Sleep Signals Predicted Occurrence, Not Episode Severity
The researchers used a two-part model. First, they asked whether agitation occurred the next day. Second, among days with agitation, they asked whether nighttime signals predicted how severe the agitation was.
The occurrence and severity models diverged. Nocturnal physiology was associated with the occurrence of agitation, but it did not significantly explain severity among agitation-positive days after correction for multiple testing.
Among 234 agitation-positive days from 52 patients, the baseline severity model showed that fixed demographic and cohort variables explained little variance. Patient-specific differences accounted for more of the severity pattern.

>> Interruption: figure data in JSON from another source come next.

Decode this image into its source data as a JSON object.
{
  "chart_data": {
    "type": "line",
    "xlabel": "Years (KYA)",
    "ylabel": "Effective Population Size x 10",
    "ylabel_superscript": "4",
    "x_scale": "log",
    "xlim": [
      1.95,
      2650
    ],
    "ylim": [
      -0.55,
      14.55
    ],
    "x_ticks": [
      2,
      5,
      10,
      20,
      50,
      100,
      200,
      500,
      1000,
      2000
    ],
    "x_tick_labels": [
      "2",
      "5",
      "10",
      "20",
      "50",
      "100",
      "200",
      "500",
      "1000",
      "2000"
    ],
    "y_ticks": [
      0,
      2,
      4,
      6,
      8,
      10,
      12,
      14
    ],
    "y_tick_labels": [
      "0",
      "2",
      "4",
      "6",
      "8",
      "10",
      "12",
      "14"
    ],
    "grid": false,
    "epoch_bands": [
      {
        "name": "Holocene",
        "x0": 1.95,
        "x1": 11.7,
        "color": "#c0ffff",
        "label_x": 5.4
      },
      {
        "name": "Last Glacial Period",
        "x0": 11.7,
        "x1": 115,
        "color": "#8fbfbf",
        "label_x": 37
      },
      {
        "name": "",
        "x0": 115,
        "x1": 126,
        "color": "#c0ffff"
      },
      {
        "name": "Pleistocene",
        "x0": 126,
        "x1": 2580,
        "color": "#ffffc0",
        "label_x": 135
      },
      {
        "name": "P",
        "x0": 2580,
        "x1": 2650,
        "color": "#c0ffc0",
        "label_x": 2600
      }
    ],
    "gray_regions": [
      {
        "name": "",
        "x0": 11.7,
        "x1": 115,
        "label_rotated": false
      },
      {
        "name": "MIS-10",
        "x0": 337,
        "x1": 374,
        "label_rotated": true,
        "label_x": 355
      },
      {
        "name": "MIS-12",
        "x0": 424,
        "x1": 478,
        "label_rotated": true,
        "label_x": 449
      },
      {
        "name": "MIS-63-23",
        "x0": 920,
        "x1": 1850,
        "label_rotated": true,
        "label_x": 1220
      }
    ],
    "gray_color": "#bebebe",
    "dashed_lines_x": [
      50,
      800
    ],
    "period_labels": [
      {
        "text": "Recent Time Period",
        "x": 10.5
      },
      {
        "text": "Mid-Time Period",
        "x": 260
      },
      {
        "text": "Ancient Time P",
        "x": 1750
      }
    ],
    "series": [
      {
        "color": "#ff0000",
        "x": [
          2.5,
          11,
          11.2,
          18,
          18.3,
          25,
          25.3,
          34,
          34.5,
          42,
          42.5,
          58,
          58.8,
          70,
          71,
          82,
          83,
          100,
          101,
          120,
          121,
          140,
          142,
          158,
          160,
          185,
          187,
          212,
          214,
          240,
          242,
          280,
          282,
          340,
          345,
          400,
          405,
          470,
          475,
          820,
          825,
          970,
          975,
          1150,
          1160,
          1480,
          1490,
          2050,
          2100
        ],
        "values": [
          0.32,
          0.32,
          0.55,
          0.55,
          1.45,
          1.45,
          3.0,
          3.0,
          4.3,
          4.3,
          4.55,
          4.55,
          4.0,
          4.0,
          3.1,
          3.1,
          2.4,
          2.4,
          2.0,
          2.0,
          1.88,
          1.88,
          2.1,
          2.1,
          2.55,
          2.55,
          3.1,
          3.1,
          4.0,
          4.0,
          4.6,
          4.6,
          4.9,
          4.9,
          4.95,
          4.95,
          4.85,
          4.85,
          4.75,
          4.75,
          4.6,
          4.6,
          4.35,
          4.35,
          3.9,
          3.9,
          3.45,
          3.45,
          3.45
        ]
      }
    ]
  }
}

A passive sleep monitor might help flag a higher-risk day. The intensity of an episode may still depend on person-level traits, disease stage, medication timing, pain, care routines, and the immediate environment.
The Preprint Is Useful but Still Provisional
This is a medRxiv preprint, so it has not been certified by peer review and should not guide clinical care on its own. The study also modeled associations, not proof that changing sleep physiology would prevent agitation.
The data were promising but limited. The main long-term care dataset was small, the external validation dataset lacked activity metrics, and the cohorts differed in devices, settings, and annotation density.
- Sample limit: The main model used 55 patients, so larger studies are needed.
- Validation limit: TIHM could validate respiration-related features but not movement instability.
- Measurement limit: Under-mattress sensors estimate physiology indirectly and may vary by device.
- Clinical limit: Medication timing, pain, lighting, noise, and daytime context were not fully captured.
In this dataset, lower nighttime respiratory rate and more unstable nighttime movement marked higher next-day agitation risk in dementia, especially for motor agitation.
Severity remained a separate problem.
Citation: DOI: 10.64898/2026.02.27.26346707. Liu et al. Dissociating the Nocturnal Physiological Drivers of Agitation Occurrence and Severity in Dementia: An Explanatory Study Using Contactless Sleep Sensing. medRxiv. 2026.
Study Design: Observational night-to-next-day modeling study using contactless under-mattress sleep sensors and agitation ratings in dementia cohorts.
Sample Size: 55 dementia patients and 333 nights in the main long-term care analysis, plus 17 people and 801 nights in the external TIHM validation subset.
Key Statistic: Higher activity instability was associated with higher next-day agitation odds (OR = 1.62; 95% CI, 1.08-2.42), while higher minimum respiratory rate was associated with lower odds (OR = 0.60; 95% CI, 0.42-0.87).
Caveat: This is a non-peer-reviewed preprint with small cohorts, observational modeling, and incomplete external validation for movement-based features.